Posted by: desmodus | Nov 3, 2005 6:34:27 PM


To the Editor:
Re:ALITO'S ALBATROSS:

{PRECEDENTIAL Filed December 4, 2002 UNITED STATES COURT OF APPEALS FOR THE THIRD CIRCUIT No. 02-1173 H. BEATTY CHADWICK v. "Alito"}

Beatty Chadwick has been in a county jail in Delaware County, PA for over TEN YEARS on a divorce case. He was never charged with any crime.
Judge Alito wrote the 3rd Circuit decision affirming this civil incarceration. Chadwick's ex wife said he hid marital assets off-shore. No trial was ever conducted on the facts of this case. A Pennsylvania state court judge ordered Chadwick held until he returned the marital assets to the court as equitable distribution funds. Chadwick said - under sound Supreme Court precedent (he's a lawyer) -that if he couldn't comply he should be released. Held at that time for SIX years, on a writ of habeas corpus, the case went to a US district court judge (Shapiro) who ordered Chadwick released. A stay was granted to his wife so she could appeal to the Third Circuit. Judge Alito wrote the decision (above) overturning Shapiro's decision upholding the right of the state to hold a debtor in jail for an indefinite period of time... even for the term of a detainee's natural life. It was obvious that if after six years Chadwick wouldn't comply, then he couldn't. It was also for seeable under these circumstances that Chadwick could do life "for divorce," and at the age of 68 with leukemia he could well die in jail. Alito based the court's decision on dicta in an obscure case holding Chadwick when he easily could have gone with the less draconian constitutional approach in precedent more on point. In essence he ruled against giving Chadwick the due process which the Constitution mandates. Instead Alito made a stretch of the judicial imagination to hold a dying Chadwick, when it would have been equitable to just release him...On a fair reading of the Constitution which bars debtor's prisons. The cruel and inhumane punishment inflicted on this civil detainee by a so-called strict constitutional constructionist indicates that Alito doesn't see the forest from the trees... a bad trait for a supreme court justice.

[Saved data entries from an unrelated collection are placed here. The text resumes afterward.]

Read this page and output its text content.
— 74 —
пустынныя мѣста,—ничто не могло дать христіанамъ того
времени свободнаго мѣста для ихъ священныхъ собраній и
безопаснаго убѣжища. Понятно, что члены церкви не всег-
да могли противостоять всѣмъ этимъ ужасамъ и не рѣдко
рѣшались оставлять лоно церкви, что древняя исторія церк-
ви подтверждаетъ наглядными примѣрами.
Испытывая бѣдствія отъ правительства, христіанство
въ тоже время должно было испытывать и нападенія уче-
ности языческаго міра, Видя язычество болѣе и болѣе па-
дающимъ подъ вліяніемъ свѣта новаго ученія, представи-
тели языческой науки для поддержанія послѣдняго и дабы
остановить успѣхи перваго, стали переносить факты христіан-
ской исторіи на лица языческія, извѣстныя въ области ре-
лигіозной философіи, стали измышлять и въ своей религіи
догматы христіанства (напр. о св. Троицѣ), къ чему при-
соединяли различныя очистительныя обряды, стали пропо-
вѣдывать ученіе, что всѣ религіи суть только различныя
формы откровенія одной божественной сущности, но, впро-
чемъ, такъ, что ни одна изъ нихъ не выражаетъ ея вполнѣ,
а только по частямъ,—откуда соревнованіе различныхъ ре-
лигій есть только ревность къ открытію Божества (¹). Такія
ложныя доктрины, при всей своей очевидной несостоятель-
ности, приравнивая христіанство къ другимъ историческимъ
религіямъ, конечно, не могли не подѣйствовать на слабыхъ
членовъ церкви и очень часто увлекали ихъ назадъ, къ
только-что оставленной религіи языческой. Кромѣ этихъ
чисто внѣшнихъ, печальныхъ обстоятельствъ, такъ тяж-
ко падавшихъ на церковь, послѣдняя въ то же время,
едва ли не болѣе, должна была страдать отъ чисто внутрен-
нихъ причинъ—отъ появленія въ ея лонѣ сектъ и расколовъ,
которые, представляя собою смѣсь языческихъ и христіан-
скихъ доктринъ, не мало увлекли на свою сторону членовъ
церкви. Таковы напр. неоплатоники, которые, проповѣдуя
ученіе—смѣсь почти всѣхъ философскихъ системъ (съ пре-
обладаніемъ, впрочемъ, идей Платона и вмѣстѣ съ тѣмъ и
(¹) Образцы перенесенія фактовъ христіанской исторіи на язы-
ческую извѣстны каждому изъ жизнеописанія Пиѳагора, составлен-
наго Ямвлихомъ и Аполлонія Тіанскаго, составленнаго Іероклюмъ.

Posted by: gm weiss | Nov 3, 2005 11:10:15 AM

His decision in the abortion notification case actually undermines the strength of the traditional family. what woman in her right mind would ever choose to marry rather than "live in sin," when doing so means the government is in your bedoom at all times?

Posted by: Nancy | Nov 3, 2005 2:51:04 AM

Keep talking, I'm lovin it! This is the kind of unhinged libralism I want to see front and center in 2006. No matter what your mamma told you, oozing foam the corner of your mouth "is the coolest" ;)

Posted by: Jason | Nov 3, 2005 1:57:25 AM

We can only hope that this "Scalito" is filibustered before the nomination passes. It's disturbing to see so many conservatives in power at a time when change is so relevent.

Posted by: Conor | Nov 3, 2005 1:54:03 AM

Your fear of Alito is hilarious. I am surpised you didn't break out the ever popular Hitler comparisons. You know that not all conservativism is rooted in religion, some people actual just believe in the constitution.

I find the Casey decision interesting. Basically, I, as a man, have no right to even know if I have even concieved a child. I have no right to persuade my own wife to not abort our child. And the reason for this that you give is some women may get battered because they are with pathetic men. Hmmm. Because others act improperly I should be stripped of my rights. I don't think so.